After sparse processing, each epoch’s 13-dimensional features become no more than 5 codes. When the classification is correct, each stage can be linearly represented by the dictionary in the stage of which the test sample belongs to and the coding coefficients are non-zero in this stage while the other coefficients that not belong to the stage are zero (Fig. 2). There are a small number of misclassified samples in the wake stage and the S2 stage, so the recall rates of these two stages are relatively high (Fig. 3). The coding coefficients of all test samples showed that the misclassified samples appear mainly in REM and S2 region leading to a low accuracy because S1 stage is the transition stage between the REM stage and the S2 stage [19]. Some researchers indicate that S1 stage is too similar to the REM stage so they merged S1 stage and REM stage into one [7]. For the same reason, the S3 and S4 stages are not easy to be separated, leading that they are merged into one stage in AASM.

Compared with the state-of-art studies, the results of sparse representation for sleep stage classification showed better precision and recall rate. The 6-stage classification got the better accuracy rate compared with the literature [20] with less features, especially in S1, S2 and S4 stages (Table 5). Most of the staging results are higher than the literature. According to the sleep hypnogram of subject2, the sleep stage classification performance obtained by SRC and experts are almost same (Fig. 4).
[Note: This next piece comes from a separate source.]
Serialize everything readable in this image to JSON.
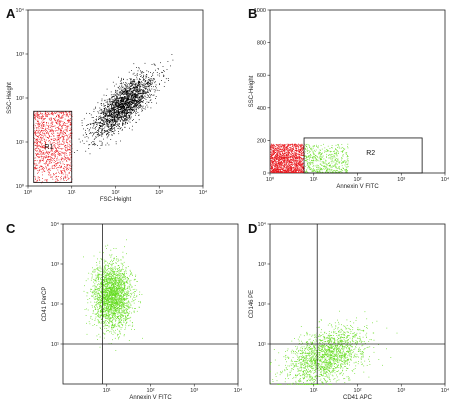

For Pz-Oz channel and Fpz-Cz channel, the Pz-Oz channel can get a better performance than Fpz-Cz channel for most of sleep stages in different 2–6 stages sleep stage classification especially for the wake and S2 stages (Table 5). It is not yet concluded which channel is best and still need a large amount of sample data for experimental and further study.

In summary, single channel EEG sleep stage classification can get a good performance with SRC using K-SVD dictionary training. Therefore, the use of this approach can be extended to portable sleep monitoring equipment for daily sleep monitoring. Combination of single channel EEG with other wearable electrophysiological signals (e.g. Heart rate Variation, HRV) might be helpful to improve sleep staging performance.